L'extrême droite s'approprie plusieurs figures historiques du patrimoine français et clame la trahison des élites politiques. Cependant, celles-ci peuvent-elles vraiment intervenir et mettre fin à ce sentiment de non appartenance nationale ? Comment ?

Le danger de cette repentance narcissique que j’ai tenté de décrire plus haut, c’est qu’elle laisse le champ libre aux discours extrêmes, ceux qui prétendent redonner du sens national à ce qu’une mise à distance critique excessive a vidé de son sens (pour ne pas dire de son sang). Et puisque l’extrême droite n’existe que par sa recherche effrénée de boucs émissaires, elle pointe du doigt la trahison des politiques qui, par pure démagogie électoraliste, flatteraient les nouveaux barbares issus de l’immigration. Laissons à leurs gesticulations ces défenseurs autoproclamés du nationalisme en berne.
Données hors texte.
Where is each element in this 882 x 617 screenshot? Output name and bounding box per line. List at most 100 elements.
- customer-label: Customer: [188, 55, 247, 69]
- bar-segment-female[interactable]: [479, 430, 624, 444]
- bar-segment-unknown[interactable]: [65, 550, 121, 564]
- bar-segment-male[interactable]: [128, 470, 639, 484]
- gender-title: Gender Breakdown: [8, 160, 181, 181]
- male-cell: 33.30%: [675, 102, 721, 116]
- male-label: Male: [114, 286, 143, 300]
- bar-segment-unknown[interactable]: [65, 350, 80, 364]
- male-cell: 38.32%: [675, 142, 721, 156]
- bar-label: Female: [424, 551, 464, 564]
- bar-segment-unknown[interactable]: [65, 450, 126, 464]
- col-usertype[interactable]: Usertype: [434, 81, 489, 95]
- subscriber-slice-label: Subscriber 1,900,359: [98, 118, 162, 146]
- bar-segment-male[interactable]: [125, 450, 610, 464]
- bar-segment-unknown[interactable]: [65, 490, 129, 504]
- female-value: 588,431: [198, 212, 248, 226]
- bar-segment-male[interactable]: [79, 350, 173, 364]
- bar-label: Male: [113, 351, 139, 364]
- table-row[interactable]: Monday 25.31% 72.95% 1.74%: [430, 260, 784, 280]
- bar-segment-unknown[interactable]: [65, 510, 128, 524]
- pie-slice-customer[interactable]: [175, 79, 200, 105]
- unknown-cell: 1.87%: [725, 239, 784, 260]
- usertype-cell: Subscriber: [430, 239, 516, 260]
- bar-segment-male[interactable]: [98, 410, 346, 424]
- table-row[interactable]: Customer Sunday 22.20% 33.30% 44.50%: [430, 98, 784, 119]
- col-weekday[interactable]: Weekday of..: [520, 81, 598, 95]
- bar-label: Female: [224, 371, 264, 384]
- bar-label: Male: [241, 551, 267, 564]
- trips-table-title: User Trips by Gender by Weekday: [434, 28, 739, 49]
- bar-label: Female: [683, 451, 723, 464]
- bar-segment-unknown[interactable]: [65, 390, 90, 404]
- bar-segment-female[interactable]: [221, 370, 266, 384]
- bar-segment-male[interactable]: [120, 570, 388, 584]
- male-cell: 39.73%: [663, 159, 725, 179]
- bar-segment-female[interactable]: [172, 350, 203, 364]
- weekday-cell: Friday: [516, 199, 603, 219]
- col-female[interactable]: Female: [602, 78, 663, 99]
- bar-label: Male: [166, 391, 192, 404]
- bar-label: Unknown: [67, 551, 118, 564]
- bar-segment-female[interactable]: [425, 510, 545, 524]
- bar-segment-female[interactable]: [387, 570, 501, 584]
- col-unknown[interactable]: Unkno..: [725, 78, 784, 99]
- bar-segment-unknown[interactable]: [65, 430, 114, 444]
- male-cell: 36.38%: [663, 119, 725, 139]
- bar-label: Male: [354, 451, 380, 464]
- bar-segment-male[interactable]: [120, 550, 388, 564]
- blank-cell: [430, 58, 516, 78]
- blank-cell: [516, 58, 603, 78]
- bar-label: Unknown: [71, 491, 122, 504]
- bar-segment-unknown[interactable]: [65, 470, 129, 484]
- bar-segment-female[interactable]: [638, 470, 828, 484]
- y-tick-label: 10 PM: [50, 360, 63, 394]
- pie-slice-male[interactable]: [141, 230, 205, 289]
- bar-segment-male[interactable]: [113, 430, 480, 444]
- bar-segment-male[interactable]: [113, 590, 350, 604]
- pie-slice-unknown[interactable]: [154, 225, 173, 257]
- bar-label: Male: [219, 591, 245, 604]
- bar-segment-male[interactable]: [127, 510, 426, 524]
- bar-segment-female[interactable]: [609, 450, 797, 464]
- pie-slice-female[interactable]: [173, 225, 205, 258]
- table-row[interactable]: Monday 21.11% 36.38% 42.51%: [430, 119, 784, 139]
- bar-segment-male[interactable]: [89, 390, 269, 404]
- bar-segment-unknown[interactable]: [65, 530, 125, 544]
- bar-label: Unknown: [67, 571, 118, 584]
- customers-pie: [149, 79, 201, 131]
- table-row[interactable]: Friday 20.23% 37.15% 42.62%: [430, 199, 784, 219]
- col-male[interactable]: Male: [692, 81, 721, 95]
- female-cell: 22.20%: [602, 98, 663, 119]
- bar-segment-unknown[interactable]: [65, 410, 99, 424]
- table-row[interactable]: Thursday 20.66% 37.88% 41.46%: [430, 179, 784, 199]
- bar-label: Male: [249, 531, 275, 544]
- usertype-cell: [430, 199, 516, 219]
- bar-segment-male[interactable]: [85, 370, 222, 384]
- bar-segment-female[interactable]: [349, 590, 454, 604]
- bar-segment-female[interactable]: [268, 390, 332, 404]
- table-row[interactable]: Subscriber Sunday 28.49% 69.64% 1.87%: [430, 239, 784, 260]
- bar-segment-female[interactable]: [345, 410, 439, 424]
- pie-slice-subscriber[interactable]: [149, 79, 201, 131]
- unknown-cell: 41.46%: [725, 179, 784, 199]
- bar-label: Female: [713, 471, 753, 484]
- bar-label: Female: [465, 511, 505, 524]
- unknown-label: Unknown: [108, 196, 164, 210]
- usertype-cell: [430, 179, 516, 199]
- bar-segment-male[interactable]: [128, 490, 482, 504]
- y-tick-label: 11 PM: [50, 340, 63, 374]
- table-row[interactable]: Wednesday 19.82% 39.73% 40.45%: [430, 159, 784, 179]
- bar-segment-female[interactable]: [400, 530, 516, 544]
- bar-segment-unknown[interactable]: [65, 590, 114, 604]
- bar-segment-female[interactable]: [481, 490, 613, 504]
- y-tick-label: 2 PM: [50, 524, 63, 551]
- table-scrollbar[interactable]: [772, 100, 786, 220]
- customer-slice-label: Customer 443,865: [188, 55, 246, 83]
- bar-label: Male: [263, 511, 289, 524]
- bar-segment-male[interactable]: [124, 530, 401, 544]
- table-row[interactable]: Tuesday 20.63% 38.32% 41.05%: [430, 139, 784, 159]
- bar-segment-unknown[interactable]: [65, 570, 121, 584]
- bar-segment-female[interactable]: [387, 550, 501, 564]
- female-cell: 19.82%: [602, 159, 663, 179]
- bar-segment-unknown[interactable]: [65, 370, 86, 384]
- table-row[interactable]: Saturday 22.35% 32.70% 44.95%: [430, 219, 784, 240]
Mais je ne crois pas que les gouvernants puissent avoir la moindre incidence structurelle sur un phénomène de civilisation qui touche à la psychologie des masses comme à celle des individus.

Dans quelle mesure peut-on comparer le mal français à celui du peuple américain, de moins en moins fier de l'être ? Peut-on parler de "mal occidental", ou d'autres cultures seraient-elles également touchées ?

Je serais évidemment tenté de penser que la jeune nation américaine suit un cheminement culturel analogue à celui de la vieille Europe dont elle est issue, avec un décalage chronologique dû à sa moindre longévité. Après le temps de l’affirmation nationale positive, voire tapageuse, est venue l’ère du soupçon, disons à partir de la guerre du Vietnam, et maintenant vient celle de la désaffection et du repli sur soi (sous des formes aussi variées que de l’autre côté de l’Atlantique : de la mauvaise conscience au nombrilisme hyper-patriote). Mais cette interprétation a le défaut d’être déterministe, donc simpliste. Constatons en tout cas que ce mal n’est pas une fatalité: la Chine, qui a connu son cortège de monstruosités au cours du siècle écoulé, donne ainsi le visage d’une société qui se résigne, si on peut dire, à aller de l’avant, et où les vivants veulent bien garder le contact avec les morts, mais sans se laisser étouffer par eux.